Here's what cross chain communication makes possible — a contract on Ethereum can request a random number from Chainlink VRF on Polygon in one transaction, and Chainlink VRF on Polygon can relay the random number generated to the requestor contract on Ethereum mainnet, in a subsequent transaction.
Does this make consuming randomness less expensive on Ethereum mainnet? Yes — it cuts the cost by more than half. Even though that's still not as dirt cheap as consuming randomness on Polygon, it's a significant drop in costs.
Of course, there are limits to how cheap these cross chain operations can be. A call to another smart contract on Ethereum costs 21,000 gas, and cross chain operations, on Ethereum's end, generally are two step processes — sending a request, and pulling back a response. This gives us a (less than) base gas cost for cross chain operations, which is 42000 gas: ~$2.5 at avg. prices.
Directionally, using feature-focused chains as modules for contracts on some other main chain, like Ethereum mainnet ,unlocks a new category of smart contracts to exist on the main chain.
In the case of Ethereum mainnet, till date, this means smart contract designs that involve heavy computation can off load computation onto gas-cheap chains.
Modules across chains instead of clones across chains
Some projects on Ethereum genuinely benefit from deploying their clones on feature focused networks.
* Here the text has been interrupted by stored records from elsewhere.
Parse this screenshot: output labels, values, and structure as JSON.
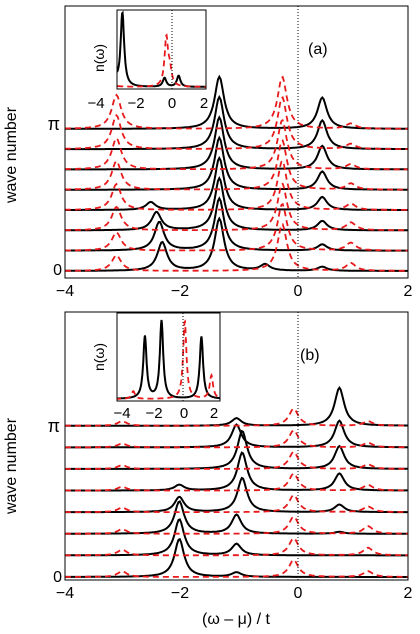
{
  "figure": {
    "ylabel_text": "wave number",
    "xlabel_text": "(ω – μ) / t"
  },
  "chart_data": [
    {
      "type": "line",
      "panel_label": "(a)",
      "xlabel": "",
      "ylabel": "wave number",
      "xlim": [
        -4,
        2
      ],
      "xticks": [
        "−4",
        "−2",
        "0",
        "2"
      ],
      "ytick_labels": [
        "0",
        "π"
      ],
      "grid": false,
      "vertical_reference_line_x": 0,
      "curve_count": 8,
      "series": [
        {
          "style": "solid black",
          "peaks_bottom_to_top": [
            [
              [
                -2.3,
                0.55
              ],
              [
                -1.3,
                1.0
              ],
              [
                -0.5,
                0.12
              ],
              [
                0.5,
                0.08
              ]
            ],
            [
              [
                -2.35,
                0.55
              ],
              [
                -1.3,
                1.0
              ],
              [
                0.5,
                0.12
              ]
            ],
            [
              [
                -2.4,
                0.35
              ],
              [
                -1.3,
                1.0
              ],
              [
                0.5,
                0.18
              ]
            ],
            [
              [
                -2.5,
                0.15
              ],
              [
                -1.3,
                1.0
              ],
              [
                0.5,
                0.25
              ]
            ],
            [
              [
                -1.3,
                1.0
              ],
              [
                0.5,
                0.35
              ]
            ],
            [
              [
                -1.3,
                1.0
              ],
              [
                0.5,
                0.45
              ]
            ],
            [
              [
                -1.3,
                1.0
              ],
              [
                0.5,
                0.55
              ]
            ],
            [
              [
                -1.3,
                1.0
              ],
              [
                0.5,
                0.6
              ]
            ]
          ]
        },
        {
          "style": "dashed red",
          "peaks_bottom_to_top": [
            [
              [
                -3.1,
                0.3
              ],
              [
                -0.2,
                0.9
              ],
              [
                1.0,
                0.15
              ]
            ],
            [
              [
                -3.1,
                0.35
              ],
              [
                -0.2,
                0.9
              ],
              [
                1.0,
                0.15
              ]
            ],
            [
              [
                -3.1,
                0.45
              ],
              [
                -0.2,
                0.9
              ],
              [
                1.0,
                0.15
              ]
            ],
            [
              [
                -3.1,
                0.5
              ],
              [
                -0.2,
                0.95
              ],
              [
                1.0,
                0.12
              ]
            ],
            [
              [
                -3.1,
                0.55
              ],
              [
                -0.2,
                0.95
              ],
              [
                1.0,
                0.12
              ]
            ],
            [
              [
                -3.1,
                0.6
              ],
              [
                -0.2,
                0.95
              ],
              [
                1.0,
                0.1
              ]
            ],
            [
              [
                -3.1,
                0.65
              ],
              [
                -0.2,
                1.0
              ],
              [
                1.0,
                0.1
              ]
            ],
            [
              [
                -3.1,
                0.65
              ],
              [
                -0.2,
                1.0
              ],
              [
                1.0,
                0.1
              ]
            ]
          ]
        }
      ],
      "inset": {
        "ylabel": "n(ω)",
        "xticks": [
          "−4",
          "−2",
          "0",
          "2"
        ],
        "xlim": [
          -4.5,
          2.5
        ],
        "vertical_reference_line_x": 0,
        "series": [
          {
            "style": "solid black",
            "peaks": [
              [
                -3.0,
                0.12
              ],
              [
                -2.6,
                1.0
              ],
              [
                -0.2,
                0.12
              ],
              [
                0.6,
                0.15
              ]
            ]
          },
          {
            "style": "dashed red",
            "peaks": [
              [
                -4.1,
                0.3
              ],
              [
                -3.5,
                0.25
              ],
              [
                -0.1,
                0.65
              ],
              [
                0.1,
                0.2
              ]
            ]
          }
        ]
      }
    },
    {
      "type": "line",
      "panel_label": "(b)",
      "xlabel": "(ω – μ) / t",
      "ylabel": "wave number",
      "xlim": [
        -4,
        2
      ],
      "xticks": [
        "−4",
        "−2",
        "0",
        "2"
      ],
      "ytick_labels": [
        "0",
        "π"
      ],
      "grid": false,
      "vertical_reference_line_x": 0,
      "curve_count": 8,
      "series": [
        {
          "style": "solid black",
          "peaks_bottom_to_top": [
            [
              [
                -2.0,
                1.0
              ],
              [
                -1.0,
                0.12
              ]
            ],
            [
              [
                -2.0,
                0.95
              ],
              [
                -1.0,
                0.3
              ]
            ],
            [
              [
                -2.0,
                0.85
              ],
              [
                -1.0,
                0.5
              ],
              [
                0.8,
                0.05
              ]
            ],
            [
              [
                -2.0,
                0.4
              ],
              [
                -0.9,
                0.9
              ],
              [
                0.8,
                0.2
              ]
            ],
            [
              [
                -2.0,
                0.15
              ],
              [
                -0.9,
                1.0
              ],
              [
                0.8,
                0.45
              ]
            ],
            [
              [
                -0.9,
                1.0
              ],
              [
                0.8,
                0.6
              ]
            ],
            [
              [
                -1.0,
                0.6
              ],
              [
                0.8,
                0.7
              ]
            ],
            [
              [
                -1.0,
                0.2
              ],
              [
                0.8,
                1.0
              ]
            ]
          ]
        },
        {
          "style": "dashed red",
          "peaks_bottom_to_top": [
            [
              [
                -3.0,
                0.15
              ],
              [
                0.0,
                0.45
              ],
              [
                1.3,
                0.15
              ]
            ],
            [
              [
                -3.0,
                0.15
              ],
              [
                0.0,
                0.45
              ],
              [
                1.3,
                0.2
              ]
            ],
            [
              [
                -3.0,
                0.12
              ],
              [
                0.0,
                0.45
              ],
              [
                1.3,
                0.2
              ]
            ],
            [
              [
                -3.0,
                0.12
              ],
              [
                0.0,
                0.45
              ],
              [
                1.3,
                0.15
              ]
            ],
            [
              [
                -3.0,
                0.1
              ],
              [
                0.0,
                0.45
              ],
              [
                1.3,
                0.15
              ]
            ],
            [
              [
                -3.0,
                0.1
              ],
              [
                0.0,
                0.45
              ],
              [
                1.3,
                0.12
              ]
            ],
            [
              [
                -3.0,
                0.1
              ],
              [
                0.0,
                0.45
              ],
              [
                1.3,
                0.12
              ]
            ],
            [
              [
                -3.0,
                0.12
              ],
              [
                0.0,
                0.45
              ],
              [
                1.3,
                0.12
              ]
            ]
          ]
        }
      ],
      "inset": {
        "ylabel": "n(ω)",
        "xticks": [
          "−4",
          "−2",
          "0",
          "2"
        ],
        "xlim": [
          -4.2,
          2.6
        ],
        "vertical_reference_line_x": 0,
        "series": [
          {
            "style": "solid black",
            "peaks": [
              [
                -2.4,
                0.8
              ],
              [
                -1.4,
                1.0
              ],
              [
                1.0,
                0.8
              ]
            ]
          },
          {
            "style": "dashed red",
            "peaks": [
              [
                -3.1,
                0.1
              ],
              [
                0.0,
                1.0
              ],
              [
                1.6,
                0.3
              ]
            ]
          }
        ]
      }
    }
  ]
}
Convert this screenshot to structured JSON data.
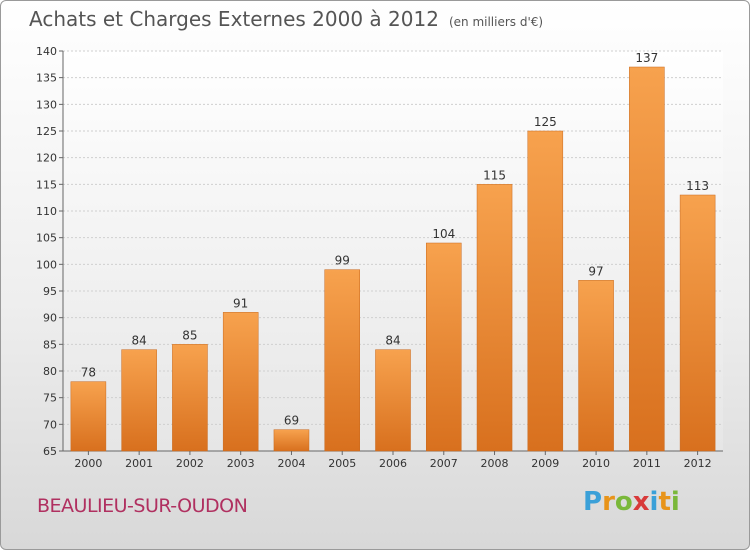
{
  "chart_data": {
    "type": "bar",
    "title": "Achats et Charges Externes 2000 à 2012",
    "subtitle": "(en milliers d'€)",
    "categories": [
      "2000",
      "2001",
      "2002",
      "2003",
      "2004",
      "2005",
      "2006",
      "2007",
      "2008",
      "2009",
      "2010",
      "2011",
      "2012"
    ],
    "values": [
      78,
      84,
      85,
      91,
      69,
      99,
      84,
      104,
      115,
      125,
      97,
      137,
      113
    ],
    "ylim": [
      65,
      140
    ],
    "yticks": [
      65,
      70,
      75,
      80,
      85,
      90,
      95,
      100,
      105,
      110,
      115,
      120,
      125,
      130,
      135,
      140
    ],
    "grid": true,
    "bar_color": "#f0923a"
  },
  "footer": {
    "city": "BEAULIEU-SUR-OUDON",
    "logo": "Proxiti"
  }
}
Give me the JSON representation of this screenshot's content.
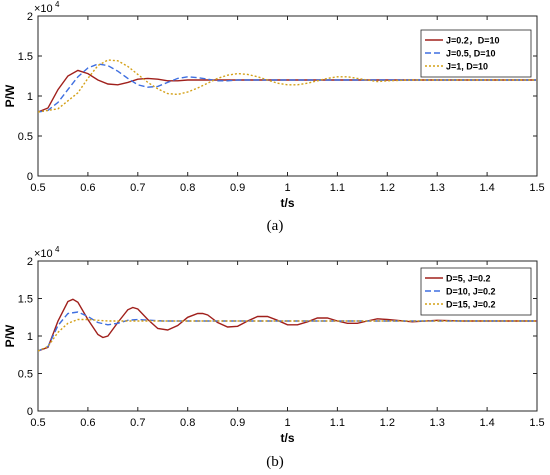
{
  "chart_data": [
    {
      "type": "line",
      "caption": "(a)",
      "xlabel": "t/s",
      "ylabel": "P/W",
      "exponent_label": "×10",
      "exponent_power": "4",
      "xlim": [
        0.5,
        1.5
      ],
      "ylim": [
        0,
        2
      ],
      "xticks": [
        "0.5",
        "0.6",
        "0.7",
        "0.8",
        "0.9",
        "1",
        "1.1",
        "1.2",
        "1.3",
        "1.4",
        "1.5"
      ],
      "yticks": [
        "0",
        "0.5",
        "1",
        "1.5",
        "2"
      ],
      "grid": false,
      "legend_position": "top-right",
      "series": [
        {
          "name": "J=0.2，D=10",
          "color": "#a0201c",
          "dash": "solid",
          "x": [
            0.5,
            0.52,
            0.54,
            0.56,
            0.58,
            0.6,
            0.62,
            0.64,
            0.66,
            0.68,
            0.7,
            0.72,
            0.74,
            0.76,
            0.78,
            0.8,
            0.85,
            0.9,
            1.0,
            1.5
          ],
          "y": [
            0.8,
            0.85,
            1.08,
            1.25,
            1.32,
            1.28,
            1.2,
            1.15,
            1.14,
            1.17,
            1.21,
            1.22,
            1.21,
            1.19,
            1.19,
            1.2,
            1.2,
            1.2,
            1.2,
            1.2
          ]
        },
        {
          "name": "J=0.5, D=10",
          "color": "#3f6fe0",
          "dash": "dashed",
          "x": [
            0.5,
            0.52,
            0.54,
            0.56,
            0.58,
            0.6,
            0.62,
            0.64,
            0.66,
            0.68,
            0.7,
            0.72,
            0.74,
            0.76,
            0.78,
            0.8,
            0.82,
            0.84,
            0.86,
            0.88,
            0.9,
            0.95,
            1.0,
            1.1,
            1.5
          ],
          "y": [
            0.8,
            0.82,
            0.92,
            1.08,
            1.24,
            1.35,
            1.4,
            1.38,
            1.31,
            1.22,
            1.14,
            1.11,
            1.12,
            1.17,
            1.22,
            1.24,
            1.23,
            1.21,
            1.19,
            1.19,
            1.2,
            1.2,
            1.2,
            1.2,
            1.2
          ]
        },
        {
          "name": "J=1, D=10",
          "color": "#d4a017",
          "dash": "dotted",
          "x": [
            0.5,
            0.54,
            0.58,
            0.6,
            0.62,
            0.64,
            0.66,
            0.68,
            0.7,
            0.72,
            0.74,
            0.76,
            0.78,
            0.8,
            0.82,
            0.84,
            0.86,
            0.88,
            0.9,
            0.92,
            0.94,
            0.96,
            0.98,
            1.0,
            1.02,
            1.04,
            1.06,
            1.08,
            1.1,
            1.12,
            1.14,
            1.16,
            1.18,
            1.2,
            1.25,
            1.3,
            1.5
          ],
          "y": [
            0.8,
            0.84,
            1.04,
            1.22,
            1.38,
            1.45,
            1.44,
            1.37,
            1.27,
            1.17,
            1.09,
            1.03,
            1.02,
            1.05,
            1.1,
            1.16,
            1.22,
            1.26,
            1.28,
            1.27,
            1.24,
            1.2,
            1.16,
            1.14,
            1.14,
            1.16,
            1.19,
            1.22,
            1.24,
            1.24,
            1.22,
            1.2,
            1.18,
            1.19,
            1.2,
            1.2,
            1.2
          ]
        }
      ]
    },
    {
      "type": "line",
      "caption": "(b)",
      "xlabel": "t/s",
      "ylabel": "P/W",
      "exponent_label": "×10",
      "exponent_power": "4",
      "xlim": [
        0.5,
        1.5
      ],
      "ylim": [
        0,
        2
      ],
      "xticks": [
        "0.5",
        "0.6",
        "0.7",
        "0.8",
        "0.9",
        "1",
        "1.1",
        "1.2",
        "1.3",
        "1.4",
        "1.5"
      ],
      "yticks": [
        "0",
        "0.5",
        "1",
        "1.5",
        "2"
      ],
      "grid": false,
      "legend_position": "top-right",
      "series": [
        {
          "name": "D=5, J=0.2",
          "color": "#a0201c",
          "dash": "solid",
          "x": [
            0.5,
            0.52,
            0.54,
            0.56,
            0.57,
            0.58,
            0.6,
            0.62,
            0.63,
            0.64,
            0.66,
            0.68,
            0.69,
            0.7,
            0.72,
            0.74,
            0.76,
            0.78,
            0.8,
            0.82,
            0.83,
            0.84,
            0.86,
            0.88,
            0.9,
            0.92,
            0.94,
            0.96,
            0.98,
            1.0,
            1.02,
            1.04,
            1.06,
            1.08,
            1.1,
            1.12,
            1.14,
            1.16,
            1.18,
            1.2,
            1.25,
            1.3,
            1.35,
            1.4,
            1.5
          ],
          "y": [
            0.8,
            0.85,
            1.2,
            1.46,
            1.49,
            1.45,
            1.22,
            1.02,
            0.98,
            1.0,
            1.18,
            1.35,
            1.38,
            1.36,
            1.22,
            1.1,
            1.08,
            1.14,
            1.25,
            1.3,
            1.3,
            1.28,
            1.18,
            1.12,
            1.13,
            1.2,
            1.26,
            1.26,
            1.21,
            1.15,
            1.15,
            1.19,
            1.24,
            1.24,
            1.2,
            1.17,
            1.17,
            1.2,
            1.23,
            1.22,
            1.19,
            1.21,
            1.2,
            1.2,
            1.2
          ]
        },
        {
          "name": "D=10, J=0.2",
          "color": "#3f6fe0",
          "dash": "dashed",
          "x": [
            0.5,
            0.52,
            0.54,
            0.56,
            0.58,
            0.6,
            0.62,
            0.64,
            0.66,
            0.68,
            0.7,
            0.75,
            0.8,
            1.5
          ],
          "y": [
            0.8,
            0.86,
            1.14,
            1.3,
            1.32,
            1.26,
            1.18,
            1.15,
            1.17,
            1.21,
            1.22,
            1.2,
            1.2,
            1.2
          ]
        },
        {
          "name": "D=15, J=0.2",
          "color": "#d4a017",
          "dash": "dotted",
          "x": [
            0.5,
            0.52,
            0.54,
            0.56,
            0.58,
            0.6,
            0.62,
            0.64,
            0.66,
            0.7,
            1.5
          ],
          "y": [
            0.8,
            0.86,
            1.05,
            1.17,
            1.22,
            1.22,
            1.21,
            1.2,
            1.2,
            1.2,
            1.2
          ]
        }
      ]
    }
  ]
}
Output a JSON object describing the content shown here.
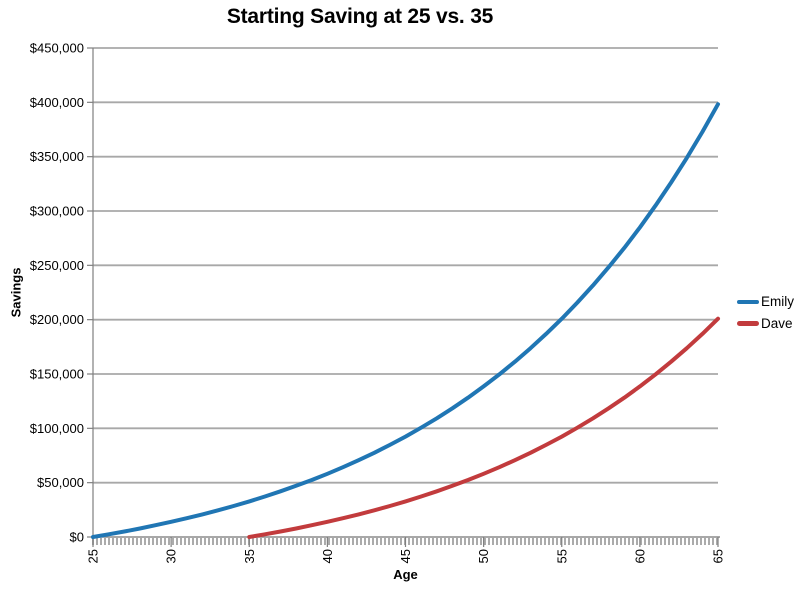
{
  "chart_data": {
    "type": "line",
    "title": "Starting Saving at 25 vs. 35",
    "xlabel": "Age",
    "ylabel": "Savings",
    "xlim": [
      25,
      65
    ],
    "ylim": [
      0,
      450000
    ],
    "x_ticks": [
      25,
      30,
      35,
      40,
      45,
      50,
      55,
      60,
      65
    ],
    "y_ticks": [
      0,
      50000,
      100000,
      150000,
      200000,
      250000,
      300000,
      350000,
      400000,
      450000
    ],
    "y_tick_labels": [
      "$0",
      "$50,000",
      "$100,000",
      "$150,000",
      "$200,000",
      "$250,000",
      "$300,000",
      "$350,000",
      "$400,000",
      "$450,000"
    ],
    "grid": "horizontal-only",
    "legend_position": "right-center",
    "colors": {
      "gridline": "#A8A8A8",
      "axis": "#7F7F7F",
      "tick_band": "#ABABAB",
      "text": "#000000",
      "background": "#FFFFFF"
    },
    "series": [
      {
        "name": "Emily",
        "color": "#2076B4",
        "x": [
          25,
          26,
          27,
          28,
          29,
          30,
          31,
          32,
          33,
          34,
          35,
          36,
          37,
          38,
          39,
          40,
          41,
          42,
          43,
          44,
          45,
          46,
          47,
          48,
          49,
          50,
          51,
          52,
          53,
          54,
          55,
          56,
          57,
          58,
          59,
          60,
          61,
          62,
          63,
          64,
          65
        ],
        "values": [
          0,
          2467,
          5086,
          7867,
          10820,
          13954,
          17282,
          20815,
          24566,
          28548,
          32776,
          37265,
          42030,
          47089,
          52461,
          58164,
          64218,
          70646,
          77471,
          84716,
          92408,
          100575,
          109245,
          118450,
          128223,
          138599,
          149614,
          161309,
          173726,
          186908,
          200903,
          215761,
          231536,
          248284,
          266065,
          284942,
          304984,
          326262,
          348852,
          372835,
          398298
        ]
      },
      {
        "name": "Dave",
        "color": "#C23B3D",
        "x": [
          35,
          36,
          37,
          38,
          39,
          40,
          41,
          42,
          43,
          44,
          45,
          46,
          47,
          48,
          49,
          50,
          51,
          52,
          53,
          54,
          55,
          56,
          57,
          58,
          59,
          60,
          61,
          62,
          63,
          64,
          65
        ],
        "values": [
          0,
          2467,
          5086,
          7867,
          10820,
          13954,
          17282,
          20815,
          24566,
          28548,
          32776,
          37265,
          42030,
          47089,
          52461,
          58164,
          64218,
          70646,
          77471,
          84716,
          92408,
          100575,
          109245,
          118450,
          128223,
          138599,
          149614,
          161309,
          173726,
          186908,
          200903
        ]
      }
    ]
  }
}
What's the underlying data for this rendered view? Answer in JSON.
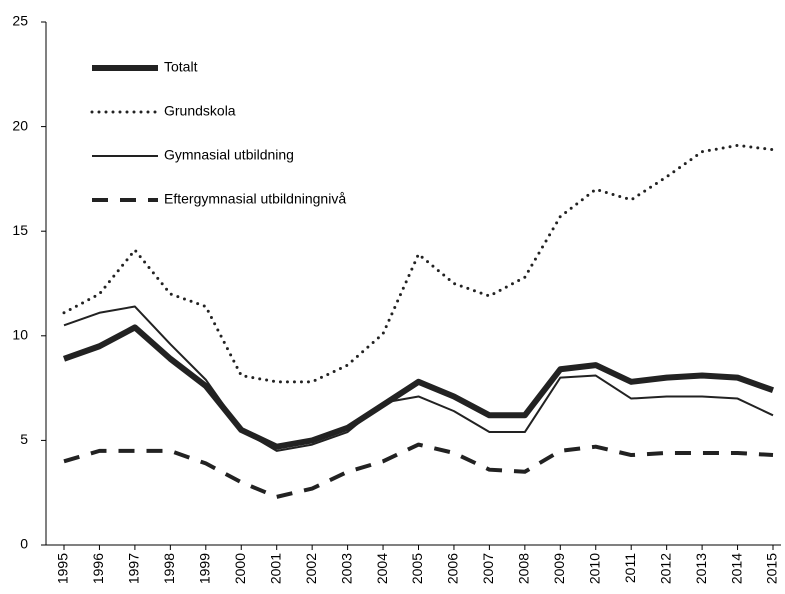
{
  "chart_data": {
    "type": "line",
    "categories": [
      "1995",
      "1996",
      "1997",
      "1998",
      "1999",
      "2000",
      "2001",
      "2002",
      "2003",
      "2004",
      "2005",
      "2006",
      "2007",
      "2008",
      "2009",
      "2010",
      "2011",
      "2012",
      "2013",
      "2014",
      "2015"
    ],
    "series": [
      {
        "name": "Totalt",
        "color": "#222222",
        "style": "thick",
        "values": [
          8.9,
          9.5,
          10.4,
          8.9,
          7.6,
          5.5,
          4.7,
          5.0,
          5.6,
          6.7,
          7.8,
          7.1,
          6.2,
          6.2,
          8.4,
          8.6,
          7.8,
          8.0,
          8.1,
          8.0,
          7.4
        ]
      },
      {
        "name": "Grundskola",
        "color": "#222222",
        "style": "dotted",
        "values": [
          11.1,
          12.0,
          14.1,
          12.0,
          11.4,
          8.1,
          7.8,
          7.8,
          8.6,
          10.1,
          13.9,
          12.5,
          11.9,
          12.8,
          15.7,
          17.0,
          16.5,
          17.6,
          18.8,
          19.1,
          18.9
        ]
      },
      {
        "name": "Gymnasial utbildning",
        "color": "#222222",
        "style": "solid",
        "values": [
          10.5,
          11.1,
          11.4,
          9.6,
          7.9,
          5.5,
          4.5,
          4.8,
          5.4,
          6.8,
          7.1,
          6.4,
          5.4,
          5.4,
          8.0,
          8.1,
          7.0,
          7.1,
          7.1,
          7.0,
          6.2
        ]
      },
      {
        "name": "Eftergymnasial utbildningnivå",
        "color": "#222222",
        "style": "dashed",
        "values": [
          4.0,
          4.5,
          4.5,
          4.5,
          3.9,
          3.0,
          2.3,
          2.7,
          3.5,
          4.0,
          4.8,
          4.4,
          3.6,
          3.5,
          4.5,
          4.7,
          4.3,
          4.4,
          4.4,
          4.4,
          4.3
        ]
      }
    ],
    "ylim": [
      0,
      25
    ],
    "yticks": [
      0,
      5,
      10,
      15,
      20,
      25
    ],
    "grid": false,
    "legend": "top-left"
  }
}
For instance, a DEX like Uniswap genuinely benefits from deploying clones on gas cheap chains like Arbitrum or Optimism.
That's because the job of Uniswap is to move fungible tokens as quickly and efficiently as possible, and leveraging cross chain communication — as it is now — like in the case of the cross chain Chainlink VRF, would perhaps only slow things down.
That said, as cross chain communication continues to improve, I wonder if we may see a single canon implementation of a major protocol spread across different chains, rather than having copies of an implementation, each living in a different chain.